Iran’s IRGC Chief Vows Revenge Over Charlie Hebdo Cartoons

January 11, 2023
2 min read
"You have made a big mistake, and Muslims will take revenge sooner or later, so no one can dare to insult Muslims anywhere in the world," Major General Hossein Salami said on January 10
"You have made a big mistake, and Muslims will take revenge sooner or later, so no one can dare to insult Muslims anywhere in the world," Major General Hossein Salami said on January 10

The commander of Iran's elite Revolutionary Guards Corps (IRGC) has said that Muslims will “sooner or later” take revenge against the French satirical magazine Charlie Hebdo for publishing cartoons of Iranian Supreme Leader Ali Khamenei deemed “insulting” by the Islamic Republic.

"You have made a big mistake, and Muslims will take revenge sooner or later, so no one can dare to insult Muslims anywhere in the world," Major General Hossein Salami said on January 10.

In last week’s issue, the controversial French weekly published cartoons mocking Khamenei, who has held power in Iran for more than 30 years, as part of a competition launched in support of anti-government protesters who have taken to the streets across the country for nearly four months.

One cartoon depicted a turbaned cleric reaching for a hangman’s noose as he drowns in blood, while another showed Khamenei clinging to a giant throne above the raised fists of protesters.

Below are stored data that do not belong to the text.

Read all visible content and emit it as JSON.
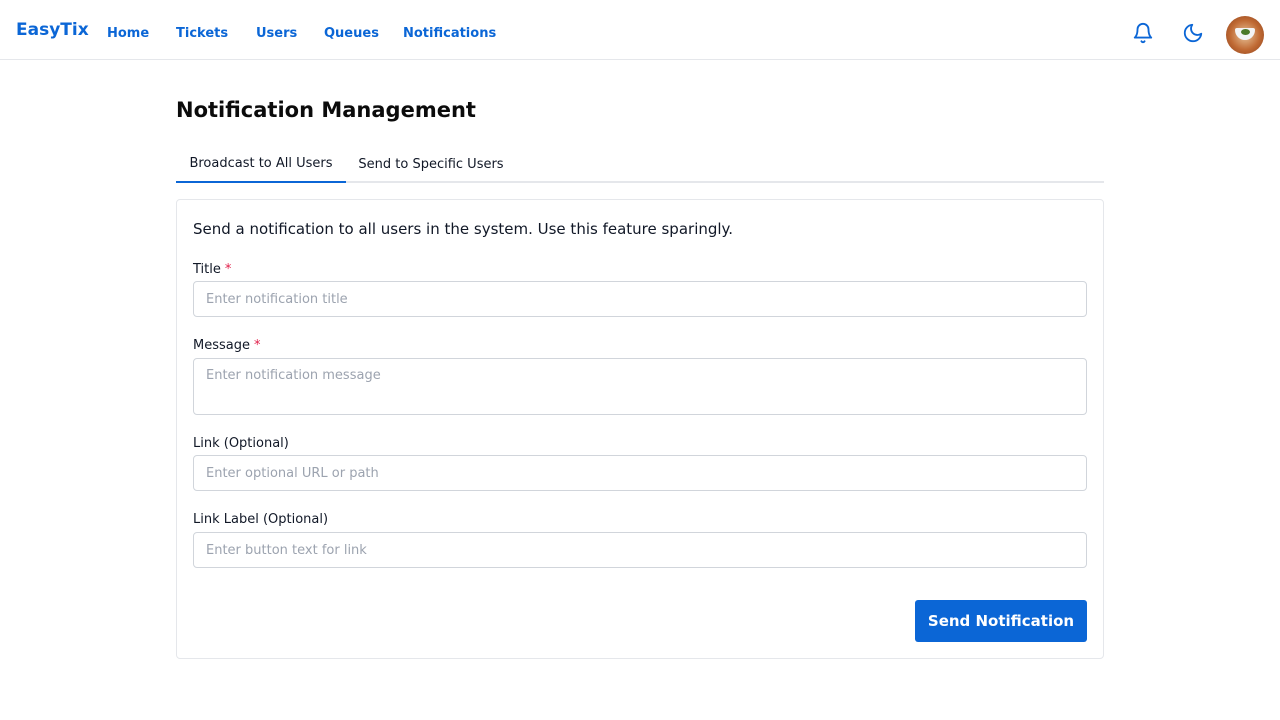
{
  "brand": {
    "name": "EasyTix",
    "accent": "#0b66d6"
  },
  "nav": {
    "items": [
      {
        "label": "Home"
      },
      {
        "label": "Tickets"
      },
      {
        "label": "Users"
      },
      {
        "label": "Queues"
      },
      {
        "label": "Notifications"
      }
    ]
  },
  "header_icons": {
    "notifications": "bell-icon",
    "theme": "moon-icon",
    "avatar": "user-avatar"
  },
  "page": {
    "title": "Notification Management"
  },
  "tabs": [
    {
      "label": "Broadcast to All Users",
      "active": true
    },
    {
      "label": "Send to Specific Users",
      "active": false
    }
  ],
  "form": {
    "description": "Send a notification to all users in the system. Use this feature sparingly.",
    "title_label": "Title",
    "title_placeholder": "Enter notification title",
    "title_value": "",
    "message_label": "Message",
    "message_placeholder": "Enter notification message",
    "message_value": "",
    "link_label": "Link (Optional)",
    "link_placeholder": "Enter optional URL or path",
    "link_value": "",
    "link_text_label": "Link Label (Optional)",
    "link_text_placeholder": "Enter button text for link",
    "link_text_value": "",
    "required_marker": "*",
    "submit_label": "Send Notification"
  }
}
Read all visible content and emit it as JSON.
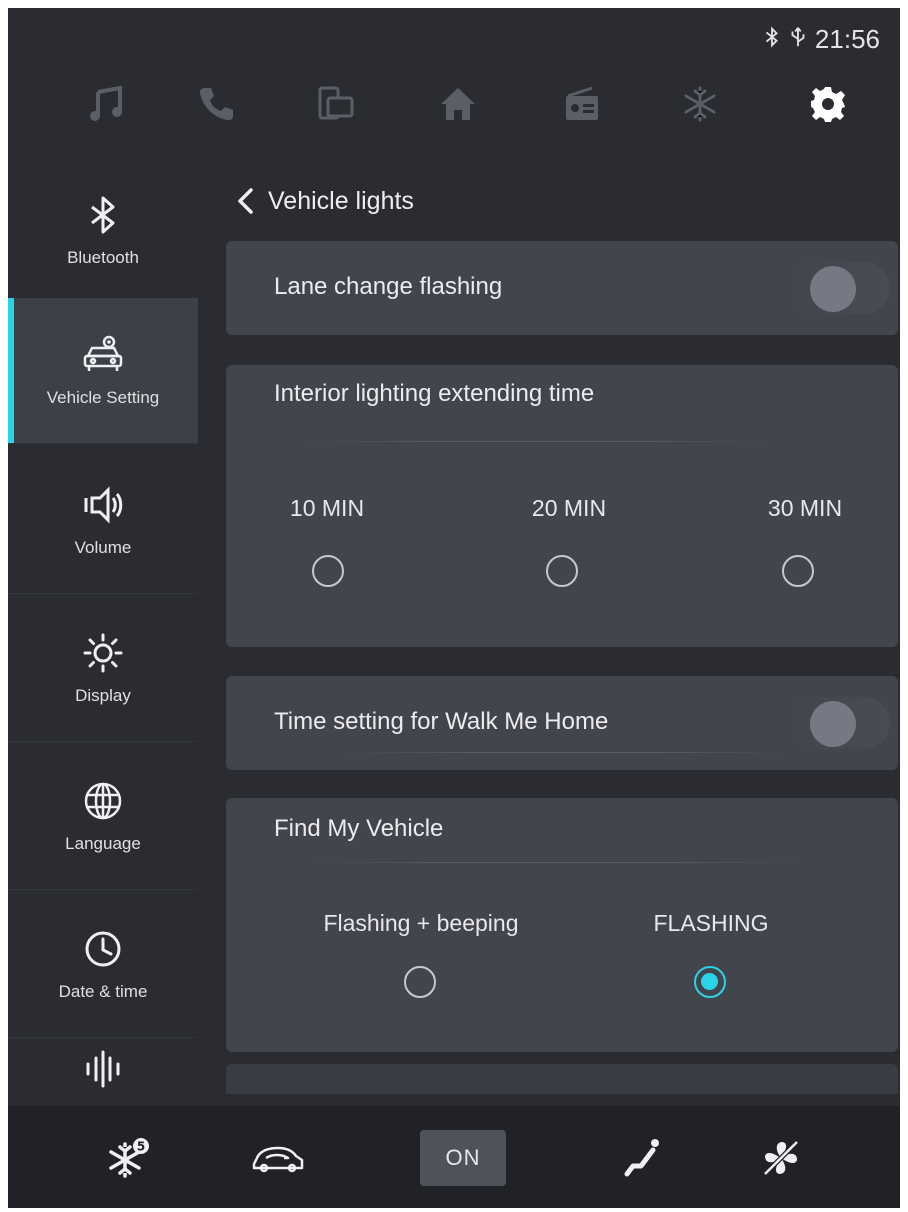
{
  "status": {
    "time": "21:56",
    "icons": [
      "bluetooth-icon",
      "usb-icon"
    ]
  },
  "top_nav": {
    "items": [
      {
        "name": "music",
        "icon": "music-note-icon",
        "active": false
      },
      {
        "name": "phone",
        "icon": "phone-icon",
        "active": false
      },
      {
        "name": "apps",
        "icon": "screen-mirror-icon",
        "active": false
      },
      {
        "name": "home",
        "icon": "home-icon",
        "active": false
      },
      {
        "name": "radio",
        "icon": "radio-icon",
        "active": false
      },
      {
        "name": "climate",
        "icon": "snowflake-icon",
        "active": false
      },
      {
        "name": "settings",
        "icon": "gear-icon",
        "active": true
      }
    ]
  },
  "sidebar": {
    "items": [
      {
        "label": "Bluetooth",
        "icon": "bluetooth-icon"
      },
      {
        "label": "Vehicle Setting",
        "icon": "car-gear-icon",
        "active": true
      },
      {
        "label": "Volume",
        "icon": "speaker-icon"
      },
      {
        "label": "Display",
        "icon": "brightness-icon"
      },
      {
        "label": "Language",
        "icon": "globe-icon"
      },
      {
        "label": "Date & time",
        "icon": "clock-icon"
      },
      {
        "label": "",
        "icon": "sound-wave-icon"
      }
    ]
  },
  "page": {
    "title": "Vehicle lights"
  },
  "cards": {
    "lane_change": {
      "title": "Lane change flashing",
      "toggle_on": false
    },
    "interior": {
      "title": "Interior lighting extending time",
      "options": [
        "10 MIN",
        "20 MIN",
        "30 MIN"
      ],
      "selected": -1
    },
    "walk_me_home": {
      "title": "Time setting for Walk Me Home",
      "toggle_on": false
    },
    "find_vehicle": {
      "title": "Find My Vehicle",
      "options": [
        "Flashing + beeping",
        "FLASHING"
      ],
      "selected": 1
    }
  },
  "bottom_bar": {
    "items": [
      {
        "icon": "snowflake-badge-icon",
        "badge": "5"
      },
      {
        "icon": "car-recirculation-icon"
      },
      {
        "label": "ON"
      },
      {
        "icon": "seat-heat-icon"
      },
      {
        "icon": "fan-off-icon"
      }
    ]
  },
  "colors": {
    "accent": "#2ad4e8",
    "background": "#2a2c32",
    "card": "#43454d"
  }
}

Other entries depict sexually explicit scenes that included the supreme leader and other Iranian clerics.

Salami on January 10 mentioned an August 2022 attack in which novelist Salman Rushdie was seriously injured, and warned that Charlie Hebdo’s staff may be subject to similar acts.

Rushdie, a prominent Indian-born, British-American author, lost sight in one eye and the use of one hand in the stabbing attack in the US state of New York. The author of the novel The Satanic Verses, which some Muslims consider blasphemous, spent years in hiding after Ruhollah Khomeini, the founding father of the Islamic republic, issued a fatwa, or religious edict, against him in 1989.

“You may arrest the avengers, but the dead will not come back to life," the IRGC commander said.

Meanwhile, Charlie Hebdo editors reported that the magazine was hit by a cyberattack. 

The weekly has a history of pushing the limits of free speech on race, religion, and politics in France, home to Europe's largest Muslim community.

It has been the target of other attacks over the years. In 2015, 12 people were killed by Islamist militants in an attack at the magazine's Paris office over the publication of cartoons of Islam’s prophet.

The Islamic Republic has summoned France's ambassador to Iran to protest the "insulting" cartoons depicting Khamenei and announced it was closing a French research institute in Tehran.

In a statement, the Iranian-backed Lebanese militant group Hezbollah called on the French government to “take decisive measures to punish those behind the act for attacking dignitaries of a whole nation.”